My Process

My leadership style revolves around feedback, innovation, and hopefully excitement. I’m carefree when problems arise, even try to laugh about it, and caring to those who are struggling or frustrated.

My strengths allow me to see multiple viewpoints quickly and organize chaos into its simplest form. Prioritization isn’t intuitively my strong suit, because I always need feedback on what others think before I make that decision for them.

I’m never attached to an idea because change is always plausible. I love finding middle ground and negotiating and persuading partners with an idea we are both satisfied with, because collaboration is king! 

We aren’t “just doing a job” we all care about our work and want the best things for our metaphorical babies, so I treat everyone as I’d want my work to be treated.

I was also a waitress for six years and gained a lot of life lessons in customer service, which contributed to my early passion for UX and Product Design. Technically I’m still in customer service, just in a new form. Thankfully, I don’t wake up in the middle of the night realizing I forgot the ketchup. 

 

The UX Venn Diagram

UX Vendiagram

I live by this simple graph. It’s the culmination of key organizational components that require a successful product with UX at the center. It’s underappreciated how hard it is to get to that balance when it can ebb and flow when you least expect it.

Persuading partners and leadership is daunting but possible with the right nurturing and finding the right balance for their specific needs. This graph helps remind me of that. 

As a product designer, it’s our responsibility to keep the balance through…

  • Strengthening and maintaining internal relationships
  • Satisfying and negotiating business goals
  • Respecting limitations yet pushing for innovation
  • Fight for the user yet be humble
  • Analyzing patterns yet iterating  
  • Repeat, repeat, repeat, repeat yourself until it finally sinks in

Philosophies

Collaboration & Compromise

An effective team is more than skilled professionals and a powerful product, I’ve learned to embrace that anyone can contribute to the design process and no one has true authority. Balancing experience, intuition, research, and diversity can uplift any product. Designs shouldn’t be thrown over the wall and expected to be automagically produced. There shouldn’t be any walls while adopting the willingness to compromise. 

Ecosystems & Omnichannels

Seamless experiences between products, services, and content channels are the leading expectation for customers. Though it’s difficult to have eyes on every avenue, trust and imperfection create opportunities to grow the brand. Embrace all ideas and learn from them, because change is the only consent. 

Humanize Accessibility

About 20% of users have some form of disability. With most U.S. companies catering to the majority and traditional designers not having the training for visual accessibility, these users are underrepresented and uncared for. All humans should be considered. All designers are capable of making beautiful work, but in my humble opinion, accessible designs are what make a great design better, because it creates more creative solutions.

Bad Design

Relying on the visual design for quality. In a product, it’s easy to tell if it has good UI, but on the surface, it’s harder to tell if it’s good UX. Bad UX is still bad design.

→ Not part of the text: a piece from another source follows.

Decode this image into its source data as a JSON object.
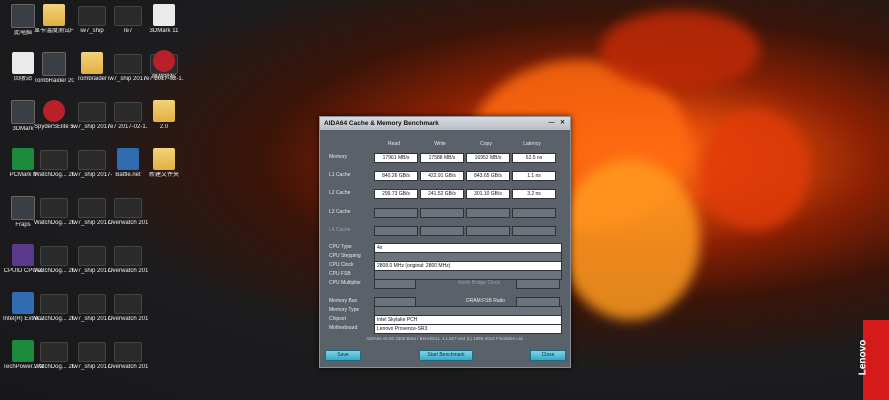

Studying only best practices for usability.
 I firmly believe most designers research one-half of their UX strategy. Looking only at best practices is like choosing to not know the cons of a pro/con list.

Words Matter

Words give an impact. Words give clarity. Words are the new competitive advantage in UX. Copy tends to go by the wayside because designers aren’t always well-versed in writing and tech writers are often not involved or don’t play a role in the final product. In the absence of a writer, it’s a designer’s responsibility to set the stage with good UX copy. A cornerstone of my UX strategy includes UX copywriting skills.

My Process

01 /
kickoff

Evaluate Business Needs & Goals

I initiate conversations about the business needs, user needs, and goals to understand the root of the project.

02 /
Gathering

Research, Research & Research

I start any project by gathering internal research, best practice research, and investigate what additional research methodologies are needed.

03 /
Investigate

Ecosystem Blueprints

By analyzing internal processes and user journeys, I create blueprint mapping exercises on how the project fits into the larger ecosystem.

04 /
Ideation

Dream State

After discovering the narrative, stretching the imagination, and testing technical limitations, I present visuals of what I think the project should look like as a dream-like state. Knowing not all of it will make the cut.

05 /
Evaluate

Measure Performance

Evaluating KPIs from a variety of methodologies, we discuss the project performance and how it needs to evolve. The process cycle restarts.